En 2005, admirateur inconditionnel des verts joyaux, il coécrit le livre «Les légumes de Joël», organise des dîners privés de prestige avec un seul souhait, créer des plats aux patents bienfaits afin de transmettre sa dilection pour les légumes de qualité et de saison. En parfait autodidacte, stagiaire près d'un an au restaurant «Taïra» (75017), il s’initie aux techniques de la cuisine franco-japonaise. «
Mon tuteur, un vieux et grand Monsieur qui m’a tout appris, le travail assidu, la précision redoutable de la découpe pour ne rien gaspiller, la taille des légumes».
Le véloce entrepreneur, connaisseur de la culture francilienne, ouvre, en 2007, dans sa ville natale, un restaurant-galerie pour 20 couverts intitulé «ACR-SCL». «
J’avais fait un lieu éphémère de vacance». Avec la France, le beau pays dirigé par Michelle BACHELET partage la succulente viande, les vins éminents, les paysages éblouissants.
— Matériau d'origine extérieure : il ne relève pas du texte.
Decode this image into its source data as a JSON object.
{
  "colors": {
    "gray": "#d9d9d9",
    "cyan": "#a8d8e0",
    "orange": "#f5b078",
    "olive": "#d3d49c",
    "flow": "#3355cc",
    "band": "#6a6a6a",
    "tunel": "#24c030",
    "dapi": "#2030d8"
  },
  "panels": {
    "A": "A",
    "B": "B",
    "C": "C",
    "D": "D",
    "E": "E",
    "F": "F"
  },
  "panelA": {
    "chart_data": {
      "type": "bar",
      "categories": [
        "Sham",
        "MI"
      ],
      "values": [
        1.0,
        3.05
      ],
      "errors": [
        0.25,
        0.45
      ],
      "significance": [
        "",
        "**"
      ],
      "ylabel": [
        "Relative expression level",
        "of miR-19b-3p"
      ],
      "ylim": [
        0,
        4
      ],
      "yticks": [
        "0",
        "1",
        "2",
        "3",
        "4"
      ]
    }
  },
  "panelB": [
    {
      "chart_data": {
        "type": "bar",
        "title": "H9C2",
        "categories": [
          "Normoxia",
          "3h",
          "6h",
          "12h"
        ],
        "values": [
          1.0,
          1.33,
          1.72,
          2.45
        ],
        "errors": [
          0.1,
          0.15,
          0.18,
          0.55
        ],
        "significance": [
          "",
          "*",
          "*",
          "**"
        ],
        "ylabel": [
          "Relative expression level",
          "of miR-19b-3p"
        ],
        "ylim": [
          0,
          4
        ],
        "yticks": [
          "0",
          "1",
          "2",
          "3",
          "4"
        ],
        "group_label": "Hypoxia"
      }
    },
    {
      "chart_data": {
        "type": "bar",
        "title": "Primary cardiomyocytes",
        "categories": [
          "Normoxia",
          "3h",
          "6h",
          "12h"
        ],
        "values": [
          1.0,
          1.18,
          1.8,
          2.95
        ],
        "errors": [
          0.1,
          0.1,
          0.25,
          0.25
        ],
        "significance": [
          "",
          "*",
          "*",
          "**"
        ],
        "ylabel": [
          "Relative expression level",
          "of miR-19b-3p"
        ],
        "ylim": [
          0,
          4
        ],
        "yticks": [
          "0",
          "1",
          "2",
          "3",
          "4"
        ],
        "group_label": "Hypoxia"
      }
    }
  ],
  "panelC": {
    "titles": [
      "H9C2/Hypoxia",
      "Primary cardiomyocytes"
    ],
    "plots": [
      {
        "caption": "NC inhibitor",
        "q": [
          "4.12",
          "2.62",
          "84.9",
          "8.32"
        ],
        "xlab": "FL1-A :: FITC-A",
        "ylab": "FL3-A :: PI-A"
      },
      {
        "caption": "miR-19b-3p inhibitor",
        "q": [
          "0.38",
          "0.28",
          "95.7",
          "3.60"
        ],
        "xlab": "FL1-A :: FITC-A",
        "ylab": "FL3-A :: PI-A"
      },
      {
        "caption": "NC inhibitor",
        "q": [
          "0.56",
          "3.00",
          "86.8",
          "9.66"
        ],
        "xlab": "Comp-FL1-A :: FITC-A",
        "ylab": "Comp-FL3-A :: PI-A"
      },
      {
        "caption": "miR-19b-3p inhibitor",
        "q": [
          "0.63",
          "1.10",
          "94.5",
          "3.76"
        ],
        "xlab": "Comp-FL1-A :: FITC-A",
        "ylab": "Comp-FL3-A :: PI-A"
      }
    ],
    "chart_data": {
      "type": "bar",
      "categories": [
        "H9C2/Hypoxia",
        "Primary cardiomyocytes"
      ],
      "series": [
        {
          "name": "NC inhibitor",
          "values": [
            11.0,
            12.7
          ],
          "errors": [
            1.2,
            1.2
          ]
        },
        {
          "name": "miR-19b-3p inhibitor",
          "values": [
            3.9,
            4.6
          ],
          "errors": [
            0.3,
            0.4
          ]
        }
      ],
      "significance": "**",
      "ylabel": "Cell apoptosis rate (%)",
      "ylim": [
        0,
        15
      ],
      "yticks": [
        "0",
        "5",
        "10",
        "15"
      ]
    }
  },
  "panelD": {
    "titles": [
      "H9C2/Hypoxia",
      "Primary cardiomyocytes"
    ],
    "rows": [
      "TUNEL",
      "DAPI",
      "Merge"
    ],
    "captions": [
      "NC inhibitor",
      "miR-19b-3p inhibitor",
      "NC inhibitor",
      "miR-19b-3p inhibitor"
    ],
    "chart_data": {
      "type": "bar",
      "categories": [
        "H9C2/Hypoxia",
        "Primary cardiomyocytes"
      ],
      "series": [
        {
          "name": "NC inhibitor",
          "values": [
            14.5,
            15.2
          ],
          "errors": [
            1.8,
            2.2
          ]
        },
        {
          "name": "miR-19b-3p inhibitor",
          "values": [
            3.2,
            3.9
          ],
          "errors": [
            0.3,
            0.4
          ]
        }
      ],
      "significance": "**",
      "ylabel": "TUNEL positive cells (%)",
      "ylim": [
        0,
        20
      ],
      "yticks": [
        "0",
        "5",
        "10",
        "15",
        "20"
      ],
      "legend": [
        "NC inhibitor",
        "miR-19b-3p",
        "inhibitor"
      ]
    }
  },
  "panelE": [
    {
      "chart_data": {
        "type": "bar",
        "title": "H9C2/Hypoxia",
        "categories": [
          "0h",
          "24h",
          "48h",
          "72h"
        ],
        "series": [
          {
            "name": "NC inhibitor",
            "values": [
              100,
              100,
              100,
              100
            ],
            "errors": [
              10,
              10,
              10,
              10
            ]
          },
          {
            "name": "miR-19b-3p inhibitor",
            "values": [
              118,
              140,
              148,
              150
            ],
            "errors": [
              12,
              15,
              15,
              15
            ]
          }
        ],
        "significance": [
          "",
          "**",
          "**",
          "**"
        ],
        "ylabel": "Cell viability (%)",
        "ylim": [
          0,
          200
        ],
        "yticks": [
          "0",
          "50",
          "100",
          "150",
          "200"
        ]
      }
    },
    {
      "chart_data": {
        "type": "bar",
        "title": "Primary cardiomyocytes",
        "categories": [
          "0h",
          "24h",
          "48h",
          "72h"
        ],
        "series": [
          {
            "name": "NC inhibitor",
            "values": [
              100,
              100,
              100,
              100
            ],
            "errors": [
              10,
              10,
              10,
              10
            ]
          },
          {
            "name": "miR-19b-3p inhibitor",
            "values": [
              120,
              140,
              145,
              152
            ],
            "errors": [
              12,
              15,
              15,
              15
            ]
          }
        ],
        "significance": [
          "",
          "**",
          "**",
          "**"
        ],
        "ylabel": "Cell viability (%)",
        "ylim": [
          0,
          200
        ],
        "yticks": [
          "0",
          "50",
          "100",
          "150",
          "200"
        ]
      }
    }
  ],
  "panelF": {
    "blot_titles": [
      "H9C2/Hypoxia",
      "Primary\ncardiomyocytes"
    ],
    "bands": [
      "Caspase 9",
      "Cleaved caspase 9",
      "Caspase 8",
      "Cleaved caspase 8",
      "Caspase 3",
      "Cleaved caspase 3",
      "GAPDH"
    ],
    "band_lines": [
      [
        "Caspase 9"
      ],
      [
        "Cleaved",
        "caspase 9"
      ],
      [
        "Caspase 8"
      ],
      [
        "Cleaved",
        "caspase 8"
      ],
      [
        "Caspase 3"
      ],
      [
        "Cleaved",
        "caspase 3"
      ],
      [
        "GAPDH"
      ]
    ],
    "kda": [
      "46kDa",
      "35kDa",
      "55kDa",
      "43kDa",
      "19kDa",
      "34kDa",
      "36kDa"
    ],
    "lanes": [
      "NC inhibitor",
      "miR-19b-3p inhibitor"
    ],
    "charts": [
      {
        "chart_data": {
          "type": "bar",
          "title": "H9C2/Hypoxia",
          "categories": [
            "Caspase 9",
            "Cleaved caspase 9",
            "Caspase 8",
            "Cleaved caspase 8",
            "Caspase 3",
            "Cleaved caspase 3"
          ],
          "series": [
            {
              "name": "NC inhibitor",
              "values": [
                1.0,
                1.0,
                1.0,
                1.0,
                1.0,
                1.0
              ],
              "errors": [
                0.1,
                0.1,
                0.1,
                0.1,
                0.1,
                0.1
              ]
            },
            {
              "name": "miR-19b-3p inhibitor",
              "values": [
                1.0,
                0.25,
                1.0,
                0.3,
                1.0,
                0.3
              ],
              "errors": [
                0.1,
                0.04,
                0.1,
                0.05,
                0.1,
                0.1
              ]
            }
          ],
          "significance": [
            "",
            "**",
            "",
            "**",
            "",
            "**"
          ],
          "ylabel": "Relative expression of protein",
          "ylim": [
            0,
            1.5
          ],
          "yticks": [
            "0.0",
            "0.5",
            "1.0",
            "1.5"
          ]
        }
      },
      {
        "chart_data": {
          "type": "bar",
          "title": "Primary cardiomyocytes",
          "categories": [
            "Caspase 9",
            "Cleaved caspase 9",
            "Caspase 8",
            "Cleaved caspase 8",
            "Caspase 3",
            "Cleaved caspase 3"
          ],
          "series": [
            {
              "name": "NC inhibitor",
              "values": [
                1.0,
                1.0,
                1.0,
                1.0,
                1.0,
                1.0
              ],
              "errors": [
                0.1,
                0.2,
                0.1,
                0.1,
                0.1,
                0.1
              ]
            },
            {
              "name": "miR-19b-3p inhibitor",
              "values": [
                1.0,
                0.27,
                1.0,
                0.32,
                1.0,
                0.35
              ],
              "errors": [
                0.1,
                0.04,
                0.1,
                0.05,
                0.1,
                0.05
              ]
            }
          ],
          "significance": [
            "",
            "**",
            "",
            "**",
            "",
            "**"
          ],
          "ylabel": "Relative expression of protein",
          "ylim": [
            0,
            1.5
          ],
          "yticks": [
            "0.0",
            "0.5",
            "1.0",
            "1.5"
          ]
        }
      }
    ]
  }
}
Or, le chef qui aime à sublimer la crevette de luxe «Obsiblue» avoue calmement, de sa douce voix : «
Avec les légumes, j’ai compris des choses que je ne connaissais pas, la naissance des maraîchers, la culture de la terre. Chez moi, trop souvent, l’habitude repose sur le supermarché à l’américaine alors que la diversité des goûts et des textures demeurent incroyables».
Depuis 2014, au BECKETT, dans son néo-bistrot «
bar à légumes aux accents sud-américains», il propose des jus de légumes originaux dans une saine démarche, officie sur la texture, le goût, le visuel sans oublier sa fertile généalogie. «
J’ai longtemps renié mes origines mais j’ai eu tort, je ne m’en suis jamais occupé ni préoccupé mais on peut travailler des produits, des sources d’inspirations, des épices, nous avons fait le tour du monde mais pas le tour de l’Amérique du sud». La cuisine du tissu végétal murit dans un cheminement singulier.
«
Le chou-fleur et la betterave me dégoutaient, le temps passant, j’ai compris la préparation et la maturité, avec l’éducation, la proximité, la qualité». Dans son wagyu, élevé «
à la ferme sauvage du bonheur» par des philanthropes, il prélève des pièces peu nobles, très marbrées, qui procurent saveur et goût. L’idée d’une cuisine biologique de bienfaits le concerne et le touche avec la montée en puissance de la plateforme latino-américaine. «
La gastronomie d’Amérique du sud évolue vite. Il suffit de passer 72 heures à manger au Pérou».
«
Le Chili offre un potentiel immense avec ses 6000 kilomètres de côte. Quand j’y retourne, je suis loin, je suis un touriste, je ne reconnais plus rien. Notre culture pèse, le territoire aussi. BORAGO fait partie des 50 meilleurs restaurants». Avec son ami Rodolfo GUZMAN, Raimundo BRIONES organisera sans doute, un de ces jours, un quatre mains pour l’amitié franco-chilienne.